3. Edit unit files, crontabs, shell profiles, startup items, firewall rules, routes, or user accounts.
4. Install, remove, or upgrade packages.
5. Flush logs, alter audit state, or modify evidence.
6. Reboot or otherwise disrupt service.

If a user approves such a command, state:

1. Why it is needed.
2. What may break.
3. What evidence may be lost.
4. How to roll back, if rollback exists.

Use references/risk-command-policy.md and scripts/command_guard.py when needed.

Evidence Integrity Requirements

1. Preserve or generate artifact hashes whenever the workflow can write a case bundle.
2. If hashes or validation output are unavailable, say so explicitly instead of implying a complete evidence chain.
3. When citing a critical artifact, prefer including its evidence ID and, when available, its artifact path or hash context from the case bundle.
4. Treat user-pasted snippets and screenshots as separate from live shell artifacts.

Reporting Standard

Every final output should include:

1. Scope and observation window.
2. Evidence-backed findings.
3. Timeline with normalized UTC when available.
4. IP traceability status.
5. Log survivability status.
6. Unknowns and evidence gaps.
7. Approval-gated actions, if any.
8. Clear statement of confirmed vs inconclusive items.
9. Claim type (observed_fact / inference / attribution) and confidence reason for each key conclusion.
10. False-positive control note when high compute might be legitimate.
11. A standalone leadership report in both languages that can be read without evidence jumps and that covers suspected ingress path, earliest relevant time, post-access activity, mining or malware details, system state, service exposure, lateral-movement assessment, evidence excerpts, and novice-friendly response steps.
12. If GPU review is requested or the host may have accelerators, use multi-path read-only GPU visibility checks instead of relying on a single vendor tool, and state visibility limits explicitly in the report.

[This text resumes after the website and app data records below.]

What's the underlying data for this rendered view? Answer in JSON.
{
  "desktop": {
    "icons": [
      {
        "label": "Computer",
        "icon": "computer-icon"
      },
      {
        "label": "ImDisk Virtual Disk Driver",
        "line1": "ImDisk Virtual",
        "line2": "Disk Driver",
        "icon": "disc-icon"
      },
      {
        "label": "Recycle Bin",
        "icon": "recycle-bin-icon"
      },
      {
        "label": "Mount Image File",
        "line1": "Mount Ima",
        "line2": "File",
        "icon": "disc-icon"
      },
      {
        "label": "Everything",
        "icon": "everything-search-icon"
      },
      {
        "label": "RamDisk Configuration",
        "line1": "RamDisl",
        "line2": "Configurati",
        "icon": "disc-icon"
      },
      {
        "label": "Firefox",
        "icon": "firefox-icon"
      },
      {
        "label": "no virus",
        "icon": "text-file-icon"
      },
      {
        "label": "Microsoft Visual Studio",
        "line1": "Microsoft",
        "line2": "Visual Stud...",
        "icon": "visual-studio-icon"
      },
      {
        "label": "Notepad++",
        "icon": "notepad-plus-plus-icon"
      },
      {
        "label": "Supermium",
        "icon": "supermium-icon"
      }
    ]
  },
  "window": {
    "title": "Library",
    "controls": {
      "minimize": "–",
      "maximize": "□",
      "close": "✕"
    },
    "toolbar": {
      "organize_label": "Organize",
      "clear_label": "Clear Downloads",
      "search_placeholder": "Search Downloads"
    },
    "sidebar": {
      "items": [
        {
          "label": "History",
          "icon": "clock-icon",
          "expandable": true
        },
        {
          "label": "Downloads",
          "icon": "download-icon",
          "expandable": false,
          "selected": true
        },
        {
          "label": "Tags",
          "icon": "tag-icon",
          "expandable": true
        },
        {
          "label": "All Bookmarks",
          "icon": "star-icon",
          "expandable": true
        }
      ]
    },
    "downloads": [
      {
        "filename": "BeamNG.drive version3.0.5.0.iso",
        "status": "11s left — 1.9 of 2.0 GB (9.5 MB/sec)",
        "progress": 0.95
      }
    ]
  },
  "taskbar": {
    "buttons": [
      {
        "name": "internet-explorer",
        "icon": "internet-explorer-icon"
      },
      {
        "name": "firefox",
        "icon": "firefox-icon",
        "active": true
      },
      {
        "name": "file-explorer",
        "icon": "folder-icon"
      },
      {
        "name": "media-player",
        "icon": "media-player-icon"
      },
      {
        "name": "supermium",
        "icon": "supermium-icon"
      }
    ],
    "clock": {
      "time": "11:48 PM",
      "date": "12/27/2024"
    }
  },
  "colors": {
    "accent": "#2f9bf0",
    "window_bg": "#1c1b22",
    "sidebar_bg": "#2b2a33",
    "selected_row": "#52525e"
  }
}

When exporting files, use the case-bundle layout under reports/<case>/ and prefer the bundled report exporter.

When To Load References

Load only what is needed:

1. references/diagnostic-playbook.md for detailed incident-triage flow.
2. references/os-compatibility.md for distro differences.
3. references/command-trust-verification.md for command trust issues.
4. references/log-loss-fallbacks.md for deleted or damaged log scenarios.
5. references/manual-shell-fallback.md when Python or scripts are unavailable.
6. references/restricted-permissions.md when privilege is limited.
7. references/multimodal-evidence.md for screenshots, pasted logs, and config fragments.
8. references/checkpoint-recovery.md for stage markers and resume behavior.
9. references/enterprise-self-audit.md for enterprise-style self-check flow.
10. references/case-diffing.md for repeat-case comparison.
11. references/reporting-and-traceability.md for report discipline.
12. references/usage-scenarios.md for operator examples.
13. references/legitimate-high-compute-review.md for false-positive control.
14. references/external-evidence-interfaces.md for cloud, K8s, and boundary telemetry pivots.

Skill Maintenance

If updating this skill itself:

1. Use the skill-creator workflow.
2. Keep SKILL.md, both README files, and agents/openai.yaml aligned.
3. Keep examples placeholder-based; do not bake in real host facts.
4. Keep reports/ empty except for the placeholder file when packaging.
5. Re-run validation before publishing or reinstalling.
6. Run python scripts/audit_example_placeholders.py --strict to catch accidental example anchoring or machine-specific values.
7. Keep SKILL.md compact; move detail into references/ when the core operating contract is already clear.